Between a rock and a hard place

ADRIAAN VERWÉE (BE)

SOFIE MIDDERNACHT & MAARTEN ALEXANDER (BE,NL)

ERLEND GRYTBAKK WOLD (NO)

OPENING: Fri. November 30 2018 | 19.00 - 23.00
31/11/2018 - 20/01/2019

 
 
Adriaan Verwée, ‘Fieldnote, achter de wacht‘ (2016)Archival print op Hahnemühle bright white 310gsm74.5 x 55 cm

Adriaan Verwée, ‘Fieldnote, achter de wacht‘ (2016)

Archival print op Hahnemühle bright white 310gsm

74.5 x 55 cm

ADRIAAN VERWÉE

Adriaan Verwée (BE, 1975) makes objects and installations that are caught in the middle ground between the literal and figural, between construction and image. It is as if that decision is still under consideration, or left hanging in the air. Yet many of Verwée’s objects appear nevertheless to have a specific function, and as a result are an integral part of the here and now. The temporal and spatial character of his work is enhanced through the tension that the artist quite literally puts on his combinations of different objects: by, for example, giving gravity an active role, or by introducing elements that look incomplete or redundant. These elements often seem more like 'remnants'of the picture rather than a true part of it. Additionally an enormous amount of attention is lavished upon certain materials and their relationships. This lends these objects an aesthetic clarity and quality, which in turn appears to completely contradict their suggested functionality. Furthermore, the artist seems to have no intention to create a vanguard image of a possible world, which he then offers in its totality to the gaze of the spectator.
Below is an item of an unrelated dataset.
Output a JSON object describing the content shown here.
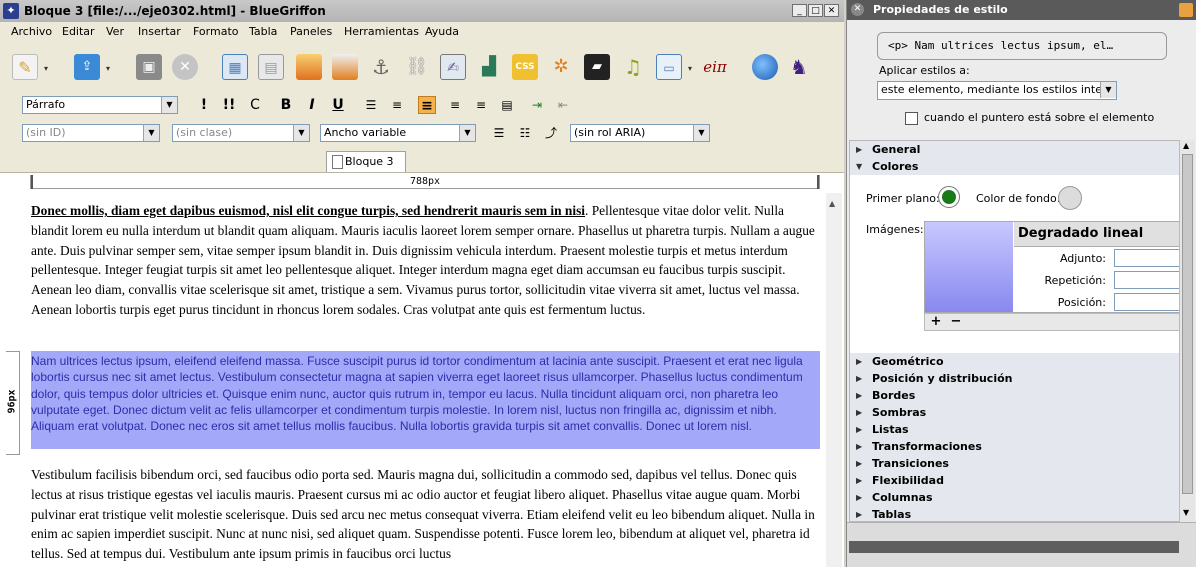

He arranges objects in the exhibition space in such a way as to suggest to "take it or leave it". In doing so, Verwée engages the viewer in a spatial and temporal experience. Instead of an art that functions through strong and collective reference frames, an art form is thus generated in larger numbers; yet it is an art form that is always experienced and constructed on the particulier and on the individual level.


SOFIE MIDDERNACHT & MAARTEN ALEXANDER (BE,NL)
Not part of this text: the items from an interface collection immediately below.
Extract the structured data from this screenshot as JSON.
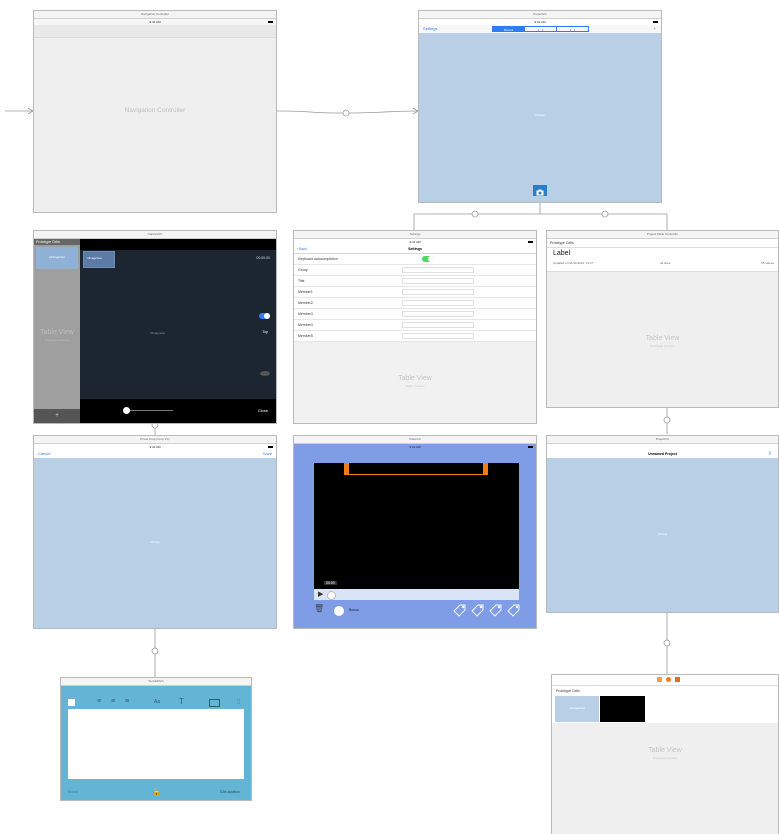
{
  "nav_controller": {
    "title": "Navigation Controller",
    "time": "9:41 AM",
    "center_label": "Navigation Controller"
  },
  "project_list": {
    "title": "ProjectVC",
    "time": "9:41 AM",
    "settings_label": "Settings",
    "segments": [
      "Recent",
      "4 : 3",
      "1 : 1"
    ],
    "add_label": "+",
    "view_label": "UIView"
  },
  "capture": {
    "title": "CaptureVC",
    "prototype_cells": "Prototype Cells",
    "cell_label": "cellImageView",
    "image_view_label": "UIImageView",
    "main_image_label": "UIImageView",
    "timer": "00:00:00",
    "top_label": "Top",
    "close_label": "Close",
    "table_view": "Table View",
    "prototype_content": "Prototype Content",
    "plus": "+"
  },
  "settings": {
    "title": "Settings",
    "time": "9:41 AM",
    "back_label": "Back",
    "nav_title": "Settings",
    "rows": [
      "Keyboard autocompletion",
      "Group",
      "Title",
      "Member1",
      "Member2",
      "Member3",
      "Member4",
      "Member5"
    ],
    "table_view": "Table View",
    "static_content": "Static Content"
  },
  "project_table": {
    "title": "Project Table Controller",
    "prototype_cells": "Prototype Cells",
    "label": "Label",
    "updated": "Updated on 01/11/2016, 14:27",
    "lines": "44 lines",
    "videos": "55 videos",
    "table_view": "Table View",
    "prototype_content": "Prototype Content"
  },
  "photo_crop": {
    "title": "Photo Crop (Crop VC)",
    "time": "9:41 AM",
    "cancel_label": "Cancel",
    "save_label": "Save",
    "view_label": "UIView"
  },
  "video": {
    "title": "VideoVC",
    "time": "9:41 AM",
    "timecode": "00:00",
    "toggle_label": "Bonus"
  },
  "project_detail": {
    "title": "ProjectVC",
    "nav_title": "Unnamed Project",
    "view_label": "UIView"
  },
  "text_editor": {
    "title": "Text EditVC",
    "font_label": "Aa",
    "text_label": "T",
    "left_label": "Bonus",
    "right_label": "3.5s duration"
  },
  "bottom_table": {
    "prototype_cells": "Prototype Cells",
    "cell_label": "cellImageView",
    "table_view": "Table View",
    "prototype_content": "Prototype Content"
  },
  "colors": {
    "ios_blue": "#2f7cf6",
    "canvas_blue": "#b9cfe6",
    "video_blue": "#7f9de6",
    "editor_blue": "#64b4d6",
    "toggle_green": "#4cd964",
    "orange": "#f07c1a"
  }
}
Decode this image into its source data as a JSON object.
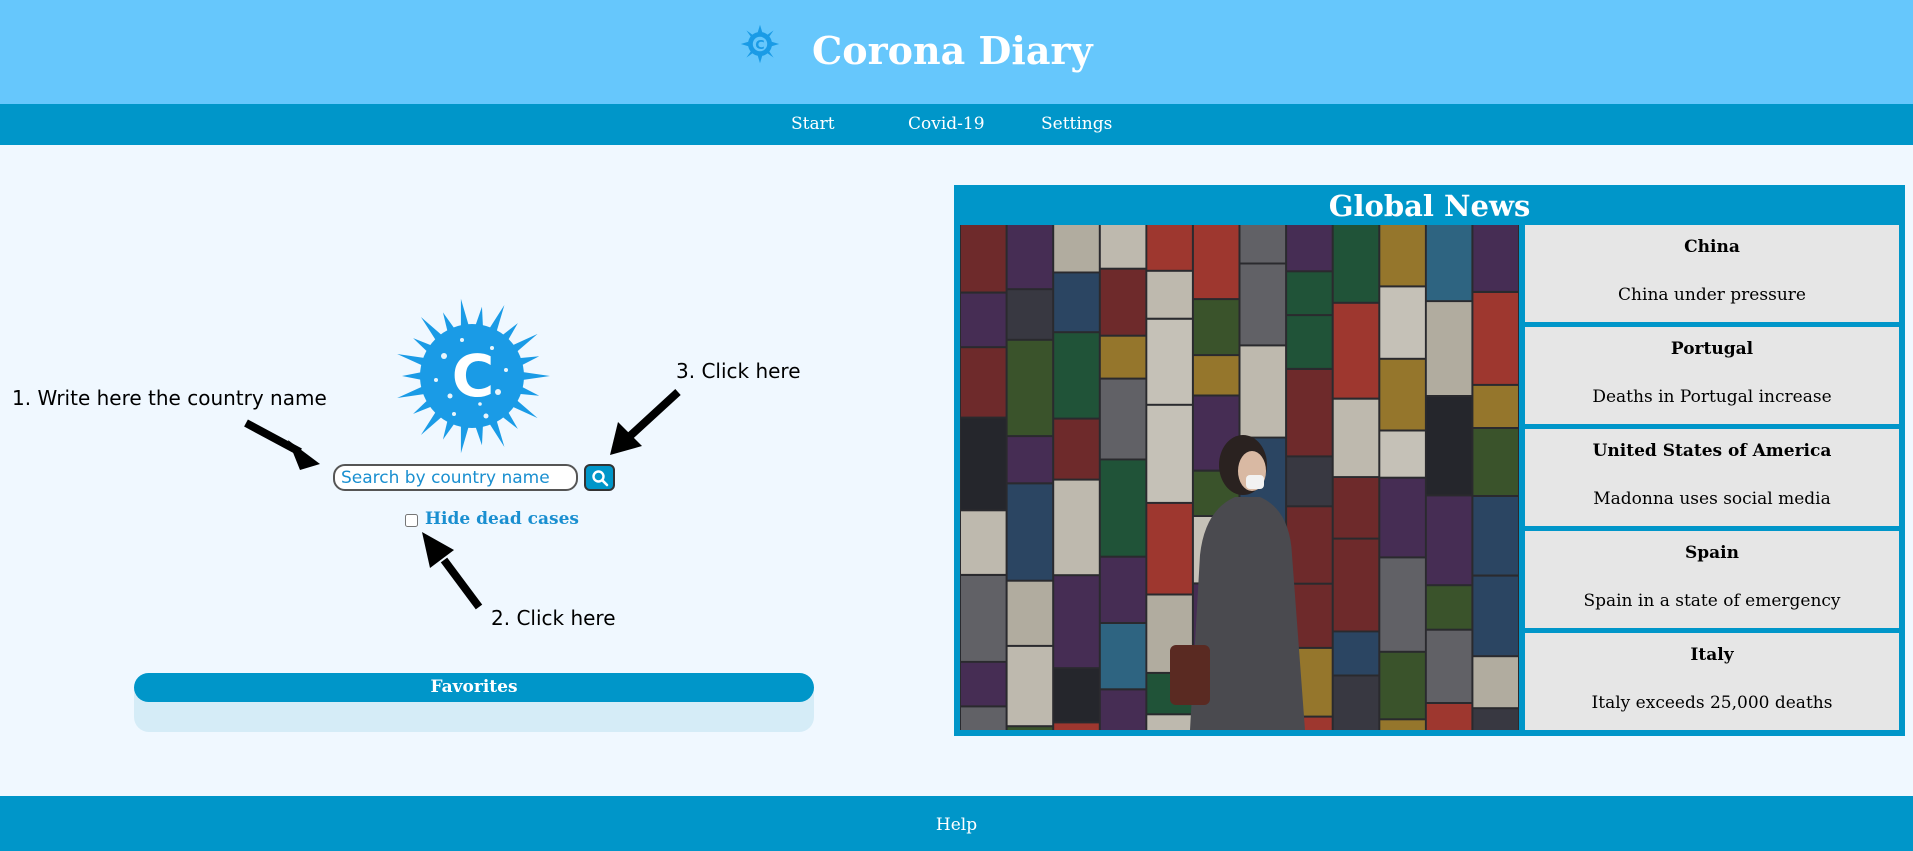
{
  "header": {
    "title": "Corona Diary",
    "logo_icon": "virus-logo-icon",
    "logo_letter": "C"
  },
  "nav": {
    "items": [
      {
        "label": "Start"
      },
      {
        "label": "Covid-19"
      },
      {
        "label": "Settings"
      }
    ]
  },
  "search": {
    "placeholder": "Search by country name",
    "value": "",
    "button_icon": "search-icon",
    "hide_dead_label": "Hide dead cases",
    "hide_dead_checked": false
  },
  "hints": {
    "step1": "1. Write here the country name",
    "step2": "2. Click here",
    "step3": "3. Click here"
  },
  "favorites": {
    "title": "Favorites",
    "items": []
  },
  "news": {
    "title": "Global News",
    "items": [
      {
        "country": "China",
        "headline": "China under pressure"
      },
      {
        "country": "Portugal",
        "headline": "Deaths in Portugal increase"
      },
      {
        "country": "United States of America",
        "headline": "Madonna uses social media"
      },
      {
        "country": "Spain",
        "headline": "Spain in a state of emergency"
      },
      {
        "country": "Italy",
        "headline": "Italy exceeds 25,000 deaths"
      }
    ]
  },
  "footer": {
    "help_label": "Help"
  },
  "colors": {
    "header_bg": "#66c7fc",
    "nav_bg": "#0096c9",
    "page_bg": "#f0f8ff",
    "accent": "#1a8fd0",
    "news_item_bg": "#e6e6e6"
  }
}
Sofie Middernacht (BE, 1985) and Maarten Alexander (NL, 1990) know how to find a perfect balance between form and content. Their series ‘Like Today, But More Like Forever’ focuses on a personal theme, namely the presence of mental and psychological problems in their own lives and that of their loved ones. Middernacht and Alexander use scans of bottles of medication, used to treat the psychoses and schizophrenia of a close relative, collected over a period of five years. Their innovative technique of layering acetate and perspex are used to create the pieces, which resemble having your eyes tested at the ophthalmologist. The distance between the prints, make for an image that can only be seen from a right angle. The vertiginous sensation evoked by the nebulous look fits perfectly with the content of the series. A restrained silence that tells a whole story.
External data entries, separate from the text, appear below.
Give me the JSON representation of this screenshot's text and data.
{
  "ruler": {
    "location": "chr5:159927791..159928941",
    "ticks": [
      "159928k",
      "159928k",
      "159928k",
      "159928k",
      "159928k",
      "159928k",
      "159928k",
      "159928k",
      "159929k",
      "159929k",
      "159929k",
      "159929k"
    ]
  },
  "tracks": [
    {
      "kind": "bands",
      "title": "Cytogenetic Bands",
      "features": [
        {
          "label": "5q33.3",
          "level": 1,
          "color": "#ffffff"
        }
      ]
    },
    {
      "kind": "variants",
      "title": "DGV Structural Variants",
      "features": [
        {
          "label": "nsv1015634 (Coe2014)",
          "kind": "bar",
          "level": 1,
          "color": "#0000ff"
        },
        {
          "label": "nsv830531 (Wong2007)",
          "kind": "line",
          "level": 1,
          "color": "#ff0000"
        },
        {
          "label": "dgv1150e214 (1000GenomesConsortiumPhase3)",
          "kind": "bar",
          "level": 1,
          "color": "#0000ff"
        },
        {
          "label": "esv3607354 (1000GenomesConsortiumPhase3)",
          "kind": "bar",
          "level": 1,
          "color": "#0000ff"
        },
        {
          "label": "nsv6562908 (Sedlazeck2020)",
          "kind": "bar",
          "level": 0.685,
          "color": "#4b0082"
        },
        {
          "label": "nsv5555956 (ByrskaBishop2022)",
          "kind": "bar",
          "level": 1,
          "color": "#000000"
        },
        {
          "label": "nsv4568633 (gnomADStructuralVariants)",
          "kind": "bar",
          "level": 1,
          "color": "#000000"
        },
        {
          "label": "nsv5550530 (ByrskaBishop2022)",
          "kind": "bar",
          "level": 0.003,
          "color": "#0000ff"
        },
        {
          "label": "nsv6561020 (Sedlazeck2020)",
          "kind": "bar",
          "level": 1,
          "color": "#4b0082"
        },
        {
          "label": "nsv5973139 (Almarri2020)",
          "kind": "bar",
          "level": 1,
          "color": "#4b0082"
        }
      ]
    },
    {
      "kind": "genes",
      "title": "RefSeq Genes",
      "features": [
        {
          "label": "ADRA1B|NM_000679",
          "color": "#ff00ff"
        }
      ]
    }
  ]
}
(Based on a translation of a review by Sofie Crabbé published in Belgian contemporary art magazine HART)

Sofie Middernacht & Maarten Alexander, ‘Untitled 2 (From Like Today, But More Like Forever)’, 2018. 8 x 23% inkjet print on acetate, between 9 x 2mm Perspex, 22,5 x 16,3 x 4,5 cm (framed), ed. #3.

Sofie Middernacht & Maarten Alexander, ‘Untitled 2 (From Like Today, But More Like Forever)’, 2018. 8 x 23% inkjet print on acetate, between 9 x 2mm Perspex, 22,5 x 16,3 x 4,5 cm (framed), ed. #3.


Erlend Grytbakk Wold, ‘First Light I’, 2018 Watercolor on unprimed linen, 70 x 60 cm

Erlend Grytbakk Wold, ‘First Light I’, 2018
Watercolor on unprimed linen, 70 x 60 cm

Erlend grytbakk Wold (NO)

Erlend Grytbakk Wold’s (NO, 1986) paintings show the very moment where we don’t see clearly or understand anything and ask us to think about what this experience entails. As such, he paints an architectural construction with a mixture of lines and shadows of shapes of a level of thinking he catches us in - a level where we are closer to a reassessment rather than being conscious of the importance of what we see.

The work consists of watercolor paint on unprimed linen before alternately spraying red, yellow and blue paint - the primary colors that became typical for modernism and the Neoplastcism’s ideology for harmony and order - layered on the canvas. The outcome of these colors becomes a brownish mixture. After observing the painting more thoroughly we can clearly distinguish other colors than brown. The result of his paintings are lines and fields of foggy shadows, which alternately appear as they’re emerging from the surface, with a melancholic and dystopian alternative and archaeological look at modernism.

Erlend Grytbakk Wold had his first institutional solo show last year (2017) at Trøndelag Center for Contemporary Art in Trondheim, Norway.